Travels in Blood and Honey book cover

The history of Albania is one of occupation. Despite being only a small country (around the size of Wales) and protected by mountainous borders – along which wolves still roam in a few remote areas – it has long been desired by outsiders. It is bordered by Montenegro to the northwest, Kosovo to the northeast, the Republic of Macedonia to the east, Greece to the south and southeast, and separated from Italy only by the narrow Adriatic Sea. The Turks occupied the land for 500 years, extracting high taxes, and more recently a communist regime was in place until 1991. Under the Communist Party of Albania, leaving the country or owning a personal car was forbidden and many Albanians were imprisoned for years in work camps and jails. Our guide in Albania, Artem, told us that he read smuggled-in copies of 1984 and Brave New World at home in brown covered paper. He learnt English by listening to the BBC World Service on the radio.

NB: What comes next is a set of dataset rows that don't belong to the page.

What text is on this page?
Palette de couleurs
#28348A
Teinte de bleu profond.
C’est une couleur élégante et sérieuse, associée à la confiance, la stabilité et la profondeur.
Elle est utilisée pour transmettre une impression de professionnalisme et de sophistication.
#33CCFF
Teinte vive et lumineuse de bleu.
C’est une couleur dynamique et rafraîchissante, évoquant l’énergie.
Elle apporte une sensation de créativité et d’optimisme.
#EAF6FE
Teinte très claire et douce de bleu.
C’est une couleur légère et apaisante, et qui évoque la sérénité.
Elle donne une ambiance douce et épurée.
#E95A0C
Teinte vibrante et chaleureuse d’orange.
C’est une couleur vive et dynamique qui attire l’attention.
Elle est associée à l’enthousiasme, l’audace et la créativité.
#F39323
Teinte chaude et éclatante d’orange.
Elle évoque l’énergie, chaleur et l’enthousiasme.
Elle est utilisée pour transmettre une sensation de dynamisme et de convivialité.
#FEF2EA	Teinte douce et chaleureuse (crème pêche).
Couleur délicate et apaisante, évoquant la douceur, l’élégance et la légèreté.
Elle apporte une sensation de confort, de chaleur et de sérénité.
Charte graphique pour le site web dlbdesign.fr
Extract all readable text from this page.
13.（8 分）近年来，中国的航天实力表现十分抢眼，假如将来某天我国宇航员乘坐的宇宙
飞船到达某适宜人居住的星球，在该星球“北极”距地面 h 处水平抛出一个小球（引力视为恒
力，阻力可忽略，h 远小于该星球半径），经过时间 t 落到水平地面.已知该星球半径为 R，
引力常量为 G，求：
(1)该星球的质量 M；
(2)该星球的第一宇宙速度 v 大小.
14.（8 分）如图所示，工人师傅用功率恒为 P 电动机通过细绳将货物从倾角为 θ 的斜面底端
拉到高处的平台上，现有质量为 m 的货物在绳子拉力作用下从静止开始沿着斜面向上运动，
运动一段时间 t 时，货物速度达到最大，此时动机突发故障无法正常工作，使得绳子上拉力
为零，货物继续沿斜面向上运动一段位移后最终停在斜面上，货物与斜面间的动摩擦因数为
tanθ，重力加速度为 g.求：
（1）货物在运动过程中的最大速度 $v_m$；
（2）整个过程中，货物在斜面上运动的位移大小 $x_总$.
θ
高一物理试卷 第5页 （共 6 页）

Travels in Blood and Honey is not just about beekeeping, it is about everything Elizabeth Gowing experienced while living in Kosovo whilst her husband worked as the Prime Minister’s advisor. It’s about the people, the politics, the language and a lot about the eating. There are many traditional recipes in it involving Balkan favourite ingredients like honey, nuts, butter and yogurt. With the exception of Baklava, I had not heard of any of these dishes before, but I intend to try making some of them.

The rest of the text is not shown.